Body recursion, enter stage left
I came across the Eight Myths of Erlang Performance. The third myth stood out to me: Myth: Tail-Recursive Functions are Much Faster Than Recursive Functions. Why would that be? How could that be?
I read a StackOverflow answer by Hynek -Pichi- Vychodil, and a blog post by Fred Hebert. That pretty much sealed the deal. The mailing list Fred links to is a good read. Body recursion is well-optimized & avoids the final list reversal (which takes time and memory).
I tested it myself, read what others have written, and I’ve got to agree: body recursion is fast. Body recursion does have the distinct benefit of being easier to understand (no more helper functions, no more reversing), so I rewrote my code.

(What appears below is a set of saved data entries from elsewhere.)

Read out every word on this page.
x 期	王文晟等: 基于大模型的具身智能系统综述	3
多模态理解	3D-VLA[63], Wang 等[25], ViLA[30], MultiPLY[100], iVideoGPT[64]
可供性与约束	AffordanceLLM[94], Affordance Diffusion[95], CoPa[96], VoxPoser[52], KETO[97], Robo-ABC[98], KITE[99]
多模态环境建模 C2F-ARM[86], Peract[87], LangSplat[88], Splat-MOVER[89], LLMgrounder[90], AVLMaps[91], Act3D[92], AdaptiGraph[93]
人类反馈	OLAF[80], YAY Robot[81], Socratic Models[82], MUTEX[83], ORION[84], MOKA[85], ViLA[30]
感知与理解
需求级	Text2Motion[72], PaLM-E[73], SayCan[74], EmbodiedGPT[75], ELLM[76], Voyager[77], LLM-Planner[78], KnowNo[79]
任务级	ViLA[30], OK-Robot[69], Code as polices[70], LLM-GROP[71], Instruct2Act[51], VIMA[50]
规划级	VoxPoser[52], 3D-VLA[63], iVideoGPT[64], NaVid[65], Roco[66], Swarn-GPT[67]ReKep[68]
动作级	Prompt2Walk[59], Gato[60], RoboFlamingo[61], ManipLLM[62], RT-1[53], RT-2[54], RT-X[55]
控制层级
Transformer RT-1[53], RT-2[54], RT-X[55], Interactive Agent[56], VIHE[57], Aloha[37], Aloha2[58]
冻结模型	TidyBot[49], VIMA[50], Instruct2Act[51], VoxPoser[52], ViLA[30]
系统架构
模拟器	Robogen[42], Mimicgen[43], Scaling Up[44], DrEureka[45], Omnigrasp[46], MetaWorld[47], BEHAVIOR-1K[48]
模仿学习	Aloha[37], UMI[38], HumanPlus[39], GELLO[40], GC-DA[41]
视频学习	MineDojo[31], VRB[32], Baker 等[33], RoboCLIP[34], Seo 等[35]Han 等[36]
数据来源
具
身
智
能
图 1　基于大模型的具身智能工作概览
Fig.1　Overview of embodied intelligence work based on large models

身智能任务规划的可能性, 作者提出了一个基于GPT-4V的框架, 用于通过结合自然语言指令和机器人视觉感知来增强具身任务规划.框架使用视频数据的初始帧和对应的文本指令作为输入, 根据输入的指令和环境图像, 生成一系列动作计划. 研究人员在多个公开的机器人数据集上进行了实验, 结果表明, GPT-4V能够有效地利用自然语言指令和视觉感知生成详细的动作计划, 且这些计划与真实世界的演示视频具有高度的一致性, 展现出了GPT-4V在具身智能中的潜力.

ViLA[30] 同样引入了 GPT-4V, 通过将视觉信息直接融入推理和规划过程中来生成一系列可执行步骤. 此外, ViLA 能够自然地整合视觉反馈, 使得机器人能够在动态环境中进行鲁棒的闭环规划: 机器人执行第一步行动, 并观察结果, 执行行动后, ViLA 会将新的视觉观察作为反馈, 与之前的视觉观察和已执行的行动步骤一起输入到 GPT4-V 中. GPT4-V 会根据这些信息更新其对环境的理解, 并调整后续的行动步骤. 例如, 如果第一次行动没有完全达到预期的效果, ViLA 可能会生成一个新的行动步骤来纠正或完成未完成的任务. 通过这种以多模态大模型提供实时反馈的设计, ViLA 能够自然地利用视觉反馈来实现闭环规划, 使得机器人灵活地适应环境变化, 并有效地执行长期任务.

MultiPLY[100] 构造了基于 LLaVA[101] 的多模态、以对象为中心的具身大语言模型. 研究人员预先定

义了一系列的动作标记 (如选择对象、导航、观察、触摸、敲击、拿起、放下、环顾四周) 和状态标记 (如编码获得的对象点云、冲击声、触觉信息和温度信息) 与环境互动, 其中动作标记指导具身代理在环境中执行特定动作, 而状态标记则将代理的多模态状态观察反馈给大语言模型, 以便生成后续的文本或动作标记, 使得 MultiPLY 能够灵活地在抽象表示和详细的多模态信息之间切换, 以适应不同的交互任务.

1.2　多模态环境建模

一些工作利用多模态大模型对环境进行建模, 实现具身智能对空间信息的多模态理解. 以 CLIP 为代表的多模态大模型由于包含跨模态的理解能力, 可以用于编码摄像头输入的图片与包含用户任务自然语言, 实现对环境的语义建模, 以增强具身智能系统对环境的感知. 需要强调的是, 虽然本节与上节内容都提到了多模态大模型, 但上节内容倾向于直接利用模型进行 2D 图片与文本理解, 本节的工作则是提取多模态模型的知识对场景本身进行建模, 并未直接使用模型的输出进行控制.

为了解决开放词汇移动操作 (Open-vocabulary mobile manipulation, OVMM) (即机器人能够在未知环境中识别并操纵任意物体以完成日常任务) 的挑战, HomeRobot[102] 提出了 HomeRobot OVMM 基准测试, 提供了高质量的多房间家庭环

Here’s what it looked like before (this from binary_forest):
update_trees(N, Value, Trees) -> update_trees(N, Value, Trees, []).
update_trees(N, Value, [Tree = #tree{size=Size} | Trees], Out) when N > Size ->
update_trees(N - Size, Value, Trees, [Tree | Out]);
update_trees(N, Value, [Tree | Trees], Out) ->
lists:reverse([update_tree(N, Value, Tree) | Out]) ++ Trees.
And after:
update_trees(N, Value, [Tree = #tree{size=Size} | Trees]) when N =< Size ->
[update_tree(N, Value, Tree) | Trees];
update_trees(N, Value, [Tree = #tree{size=Size} | Trees]) ->
[Tree | update_trees(N - Size, Value, Trees)].
The second version just seems much more obvious. Here are the commits: one for binary_forest, one for skew_forest. I think I’ll stick to body recursion if I can help it.